Altogether, the city hopes to attract or build 285 housing units, 500,000 square feet of office space, 415 hotel rooms, 200,000 square feet of entertainment, 215,000 square feet of retail, and 84,000 square feet of restaurants.

The bulk of the proposed residential development would be behind Market Square along Walnut Street. But there is also a proposal to construct 75 upscale "carriage" apartments near the Knoxville Museum of Art and the Candy Factory. The Victorian houses that are already there would be moved, perhaps to vacant lots in Fort Sanders in hopes of revitalizing that neighborhood which has lost so many homes in the past years. Fort Kid playground would also be relocated.

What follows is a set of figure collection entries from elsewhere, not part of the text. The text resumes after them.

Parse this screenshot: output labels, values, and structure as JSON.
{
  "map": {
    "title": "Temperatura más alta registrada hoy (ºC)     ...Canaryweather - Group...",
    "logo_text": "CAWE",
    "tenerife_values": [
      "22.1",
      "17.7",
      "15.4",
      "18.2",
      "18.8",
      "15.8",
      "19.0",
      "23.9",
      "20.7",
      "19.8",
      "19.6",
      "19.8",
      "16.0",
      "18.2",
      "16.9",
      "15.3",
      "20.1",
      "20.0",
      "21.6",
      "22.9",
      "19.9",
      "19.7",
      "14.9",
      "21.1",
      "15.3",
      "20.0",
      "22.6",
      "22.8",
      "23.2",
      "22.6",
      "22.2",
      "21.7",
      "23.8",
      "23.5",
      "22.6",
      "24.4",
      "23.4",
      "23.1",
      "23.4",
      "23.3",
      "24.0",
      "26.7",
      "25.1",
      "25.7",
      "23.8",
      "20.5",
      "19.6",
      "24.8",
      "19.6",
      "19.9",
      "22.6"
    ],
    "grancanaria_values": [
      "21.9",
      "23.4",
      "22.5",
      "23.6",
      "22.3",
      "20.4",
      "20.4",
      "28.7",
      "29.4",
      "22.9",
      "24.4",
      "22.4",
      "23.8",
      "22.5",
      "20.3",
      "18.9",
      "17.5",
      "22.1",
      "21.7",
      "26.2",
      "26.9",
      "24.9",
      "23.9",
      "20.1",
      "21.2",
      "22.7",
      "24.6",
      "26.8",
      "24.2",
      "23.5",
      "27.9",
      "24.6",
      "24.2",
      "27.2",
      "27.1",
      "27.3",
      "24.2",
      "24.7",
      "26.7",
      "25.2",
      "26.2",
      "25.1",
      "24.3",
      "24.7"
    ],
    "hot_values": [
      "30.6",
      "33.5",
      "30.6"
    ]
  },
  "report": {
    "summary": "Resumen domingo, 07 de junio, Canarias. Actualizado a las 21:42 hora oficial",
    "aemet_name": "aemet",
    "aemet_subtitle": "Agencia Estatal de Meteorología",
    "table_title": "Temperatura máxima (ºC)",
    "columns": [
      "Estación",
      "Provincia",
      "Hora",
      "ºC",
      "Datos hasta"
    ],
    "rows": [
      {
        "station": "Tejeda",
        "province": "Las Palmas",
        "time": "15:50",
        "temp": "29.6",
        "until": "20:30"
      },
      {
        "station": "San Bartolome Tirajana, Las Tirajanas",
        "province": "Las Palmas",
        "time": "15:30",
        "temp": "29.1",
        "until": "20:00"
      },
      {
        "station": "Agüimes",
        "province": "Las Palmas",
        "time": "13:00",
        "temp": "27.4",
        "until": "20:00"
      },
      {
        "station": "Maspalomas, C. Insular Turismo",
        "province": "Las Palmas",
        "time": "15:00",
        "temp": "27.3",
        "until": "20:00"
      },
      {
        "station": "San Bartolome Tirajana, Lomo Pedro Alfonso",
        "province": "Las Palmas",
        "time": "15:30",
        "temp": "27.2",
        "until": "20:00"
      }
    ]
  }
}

Though addressed in much less detail, the city also hopes to spur development along Jackson Avenue leading from the World's Fair Park to the Old City.

Though this is the vision PBA and Worsham Watkins have for downtown, what it will really be like is open for debate. There are simply too many unanswered questions about Worsham Watkins' plan to really know, including: What the architecture will look like? What stores and restaurants will be in it? Will they be chains or locally owned? Who will control it?

There is already some dissatisfaction with the lack of details in the plan. Although architectural renderings exist for much of it—drawn up by the local firm McCarty Holsapple McCarty—they have been shown only to select private parties and haven't been released publicly.

"What's going to be there?" asks downtown developer and architect Buzz Goss. "They're just not telling us enough. And I happen to know they know these things, they're just choosing not to tell us."

Until these questions are answered, it's hard to predict what the gastroenterologist and other visitors will think of Knoxville.